Journal: Frontiers in Integrative Neuroscience
Article Title: Event Related Potentials Index Rapid Recalibration to Audiovisual Temporal Asynchrony
doi: 10.3389/fnint.2017.00008
Figure Lengend Snippet: Immediate temporal perception depends on the temporal structure of the preceding trial. (A) Mean reported rate of synchrony at each of the seven SOAs binned by whether trial t−1 was audio leading (blue) or visual leading (red). Solid lines represent the Gaussian fit to the group average data. Error bars indicate the standard error of the mean. Trials preceded by a synchronous stimulus were excluded from this analysis. Note the shift in these distributions based on prior trial history. (B) Mean point of subjective simultaneity (PSS) as a function of SOA for the preceding trial. The horizontal dotted line indicates the mean PSS, while individual points indicate the PSS resulting from a Gaussian fit to all trials following the indicated SOA. Note that when audio-leads on the precedent trial, it is inconsequential by how much.

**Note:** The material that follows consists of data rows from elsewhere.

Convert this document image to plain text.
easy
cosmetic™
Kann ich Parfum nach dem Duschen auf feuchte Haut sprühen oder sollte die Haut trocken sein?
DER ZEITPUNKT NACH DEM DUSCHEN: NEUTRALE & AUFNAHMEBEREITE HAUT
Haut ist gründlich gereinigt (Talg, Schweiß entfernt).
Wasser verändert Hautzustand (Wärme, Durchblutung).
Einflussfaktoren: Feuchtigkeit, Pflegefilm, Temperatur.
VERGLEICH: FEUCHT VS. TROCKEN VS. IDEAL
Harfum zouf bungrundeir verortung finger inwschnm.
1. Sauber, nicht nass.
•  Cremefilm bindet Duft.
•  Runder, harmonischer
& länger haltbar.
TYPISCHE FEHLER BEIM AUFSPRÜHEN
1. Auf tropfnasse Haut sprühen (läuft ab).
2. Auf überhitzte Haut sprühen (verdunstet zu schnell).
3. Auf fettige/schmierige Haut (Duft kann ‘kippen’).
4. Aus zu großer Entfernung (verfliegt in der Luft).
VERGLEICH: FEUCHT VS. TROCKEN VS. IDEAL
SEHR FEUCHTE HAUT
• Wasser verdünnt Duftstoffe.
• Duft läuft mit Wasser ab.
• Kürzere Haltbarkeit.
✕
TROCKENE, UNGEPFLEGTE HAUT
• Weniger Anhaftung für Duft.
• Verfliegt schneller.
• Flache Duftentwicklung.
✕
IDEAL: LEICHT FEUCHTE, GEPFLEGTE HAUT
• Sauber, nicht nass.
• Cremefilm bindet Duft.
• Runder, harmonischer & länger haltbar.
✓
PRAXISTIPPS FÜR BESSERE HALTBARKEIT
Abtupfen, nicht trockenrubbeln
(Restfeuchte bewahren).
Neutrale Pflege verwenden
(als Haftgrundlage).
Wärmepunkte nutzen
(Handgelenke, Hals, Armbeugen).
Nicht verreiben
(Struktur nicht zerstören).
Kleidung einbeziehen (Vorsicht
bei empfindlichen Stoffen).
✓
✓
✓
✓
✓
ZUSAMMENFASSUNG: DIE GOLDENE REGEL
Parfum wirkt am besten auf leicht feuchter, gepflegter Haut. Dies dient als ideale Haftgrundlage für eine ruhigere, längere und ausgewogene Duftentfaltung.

On the other hand, the degree of recalibration monotonically increases as a function of the magnitude by which vision lead on the precedent trial. (C) Pearson correlation between temporal binding window (TBW) size and the shift in the PSS. Participants with larger TBWs showed greater rapid recalibration effects (i.e., changes in the PSS) r = 0.402, p = 0.042.
Article Snippet: These distributions were then fitted with a single-term Gaussian psychometric function with free parameters of amplitude, mean and standard deviation (MATLAB fit.m), consistent with previous investigations of rapid audiovisual recalibration (Van der Burg et al., ; Noel et al., ).